The physicist describes his work as basic research. But the insights he gleans could also aid scientists’ understanding of a material that could revolutionize our energy systems: high-temperature superconductors.
“In the U.S. we lose about 10 percent of our energy just transporting it [over wires] from A to B,” explains Zwierlein. That’s enough to power some entire countries.
Replacing conventional transmission wires with ones made of high-temperature superconductors, which allow electrical currents to flow without any loss of energy, would solve the problem. But high-temperature superconductors are not well understood, and don’t work at the temperatures necessary for practical applications.
Zwierlein and colleagues may have come up with a model system for understanding these complicated materials. They created a new form of matter – an ultracold gas known as a fermion pair condensate – that is roughly analogous to high-temperature superconductors. The ultracold gas, however, is easier to control and experiment with. As a result, it could help scientists gain a better understanding of super-conductors, which in turn could lead to better superconductors for practical applications like transmitting energy.
“The atoms in our pair condensate walk together in lockstep, hand-in-hand as pairs, to form one giant wave,” says Zwierlein, unlike their counterparts in the air around us that zip around quickly, bump into each other, and essentially behave like tiny billiard balls. The Fermi atoms move more at a snail’s speed, and the gas behaves like a fluid. Actually, it is a superfluid, which can flow without friction like the current in its superconducting cousins. Studying one, you can learn more about the other.

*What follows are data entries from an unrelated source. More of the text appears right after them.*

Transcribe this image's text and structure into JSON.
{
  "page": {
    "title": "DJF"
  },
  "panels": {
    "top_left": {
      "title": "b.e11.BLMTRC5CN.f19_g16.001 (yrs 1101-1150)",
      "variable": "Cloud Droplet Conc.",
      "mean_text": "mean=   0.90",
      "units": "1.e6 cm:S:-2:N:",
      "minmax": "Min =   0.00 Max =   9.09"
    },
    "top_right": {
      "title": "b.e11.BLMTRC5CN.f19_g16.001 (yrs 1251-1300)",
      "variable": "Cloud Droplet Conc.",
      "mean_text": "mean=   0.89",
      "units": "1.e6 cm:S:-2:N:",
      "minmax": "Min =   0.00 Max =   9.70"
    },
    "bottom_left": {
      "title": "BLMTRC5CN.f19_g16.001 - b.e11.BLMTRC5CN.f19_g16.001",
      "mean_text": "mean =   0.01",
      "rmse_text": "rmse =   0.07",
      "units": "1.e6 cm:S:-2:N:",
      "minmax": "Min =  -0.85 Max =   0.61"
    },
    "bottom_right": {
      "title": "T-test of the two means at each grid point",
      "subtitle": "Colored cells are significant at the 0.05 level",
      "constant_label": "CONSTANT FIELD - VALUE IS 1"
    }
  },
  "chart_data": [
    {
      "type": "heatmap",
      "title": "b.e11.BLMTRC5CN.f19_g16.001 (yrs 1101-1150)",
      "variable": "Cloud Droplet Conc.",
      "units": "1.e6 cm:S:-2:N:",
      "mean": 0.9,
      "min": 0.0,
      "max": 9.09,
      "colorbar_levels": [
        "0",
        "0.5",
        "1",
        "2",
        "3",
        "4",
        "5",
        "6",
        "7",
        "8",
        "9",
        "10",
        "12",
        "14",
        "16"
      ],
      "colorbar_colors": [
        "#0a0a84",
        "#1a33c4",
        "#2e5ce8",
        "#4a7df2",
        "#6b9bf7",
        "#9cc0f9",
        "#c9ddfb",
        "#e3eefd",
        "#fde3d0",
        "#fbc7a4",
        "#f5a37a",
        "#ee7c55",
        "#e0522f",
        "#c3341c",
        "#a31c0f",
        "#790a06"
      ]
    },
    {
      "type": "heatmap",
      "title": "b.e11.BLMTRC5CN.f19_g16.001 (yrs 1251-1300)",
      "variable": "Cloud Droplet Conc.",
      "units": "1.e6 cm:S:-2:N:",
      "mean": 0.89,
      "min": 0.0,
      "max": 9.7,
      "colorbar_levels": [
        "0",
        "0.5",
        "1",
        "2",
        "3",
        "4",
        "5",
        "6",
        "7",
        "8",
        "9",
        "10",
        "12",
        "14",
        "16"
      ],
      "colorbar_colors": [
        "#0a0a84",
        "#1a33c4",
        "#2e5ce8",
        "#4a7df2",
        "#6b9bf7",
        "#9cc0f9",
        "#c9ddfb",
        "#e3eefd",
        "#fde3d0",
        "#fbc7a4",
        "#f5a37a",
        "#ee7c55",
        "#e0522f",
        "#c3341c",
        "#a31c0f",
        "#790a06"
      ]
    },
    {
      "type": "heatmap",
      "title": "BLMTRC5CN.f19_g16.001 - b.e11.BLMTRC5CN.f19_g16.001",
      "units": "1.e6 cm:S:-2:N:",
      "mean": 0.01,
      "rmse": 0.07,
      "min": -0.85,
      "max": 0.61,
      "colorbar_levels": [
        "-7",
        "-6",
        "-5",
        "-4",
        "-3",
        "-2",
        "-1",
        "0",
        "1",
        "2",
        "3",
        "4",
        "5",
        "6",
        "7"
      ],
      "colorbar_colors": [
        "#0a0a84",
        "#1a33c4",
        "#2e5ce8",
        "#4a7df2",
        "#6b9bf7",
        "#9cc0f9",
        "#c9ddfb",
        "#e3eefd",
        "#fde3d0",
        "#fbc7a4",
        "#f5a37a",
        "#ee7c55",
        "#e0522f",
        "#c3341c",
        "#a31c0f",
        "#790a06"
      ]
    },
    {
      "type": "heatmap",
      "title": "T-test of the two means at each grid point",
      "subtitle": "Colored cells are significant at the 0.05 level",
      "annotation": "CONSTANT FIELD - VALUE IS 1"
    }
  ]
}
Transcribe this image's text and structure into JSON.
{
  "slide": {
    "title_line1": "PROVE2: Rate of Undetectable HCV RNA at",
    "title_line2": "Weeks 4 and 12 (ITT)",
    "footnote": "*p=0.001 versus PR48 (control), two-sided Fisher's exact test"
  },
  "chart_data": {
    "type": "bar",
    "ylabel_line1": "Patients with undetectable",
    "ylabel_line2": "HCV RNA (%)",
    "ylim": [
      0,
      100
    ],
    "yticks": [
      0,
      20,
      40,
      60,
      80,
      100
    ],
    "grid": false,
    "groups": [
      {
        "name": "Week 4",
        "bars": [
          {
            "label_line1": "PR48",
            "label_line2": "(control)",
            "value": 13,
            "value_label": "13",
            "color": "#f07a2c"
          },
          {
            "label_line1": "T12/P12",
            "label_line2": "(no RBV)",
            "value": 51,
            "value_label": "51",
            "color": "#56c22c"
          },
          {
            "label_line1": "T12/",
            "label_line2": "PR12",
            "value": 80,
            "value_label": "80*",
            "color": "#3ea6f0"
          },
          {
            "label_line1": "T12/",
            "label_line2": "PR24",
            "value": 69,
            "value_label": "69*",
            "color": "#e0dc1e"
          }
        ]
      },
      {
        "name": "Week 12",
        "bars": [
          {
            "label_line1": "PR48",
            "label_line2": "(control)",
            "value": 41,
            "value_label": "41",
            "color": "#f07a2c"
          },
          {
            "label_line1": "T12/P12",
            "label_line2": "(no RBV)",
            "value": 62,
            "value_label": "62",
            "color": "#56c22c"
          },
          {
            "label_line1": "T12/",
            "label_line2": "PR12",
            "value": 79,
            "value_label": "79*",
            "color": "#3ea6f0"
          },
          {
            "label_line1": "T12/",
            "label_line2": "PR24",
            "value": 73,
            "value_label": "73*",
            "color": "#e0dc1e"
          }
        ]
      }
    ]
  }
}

Zwierlein came to MIT from Bonn, Germany, and has stayed because of the people. His colleagues, he says, represent “a whole family tree of atomic physicists.” They include Professors Daniel Kleppner and David Pritchard, who pioneered the study of ultra- cold matter, and Professor Wolfgang Ketterle, who built on that work to create a new form of matter known as a Bose-Einstein condensate. Ketterle, who shared the 2001 Nobel Prize for that achievement, was in turn Zwierlein’s thesis advisor.
Zwierlein is proving worthy of his mentors. In 2010, he won several awards, including a Presidential Early Career Award for Scientists and Engineers that he received from President Obama at the White House. “This has been a year I’ll never forget,” he says.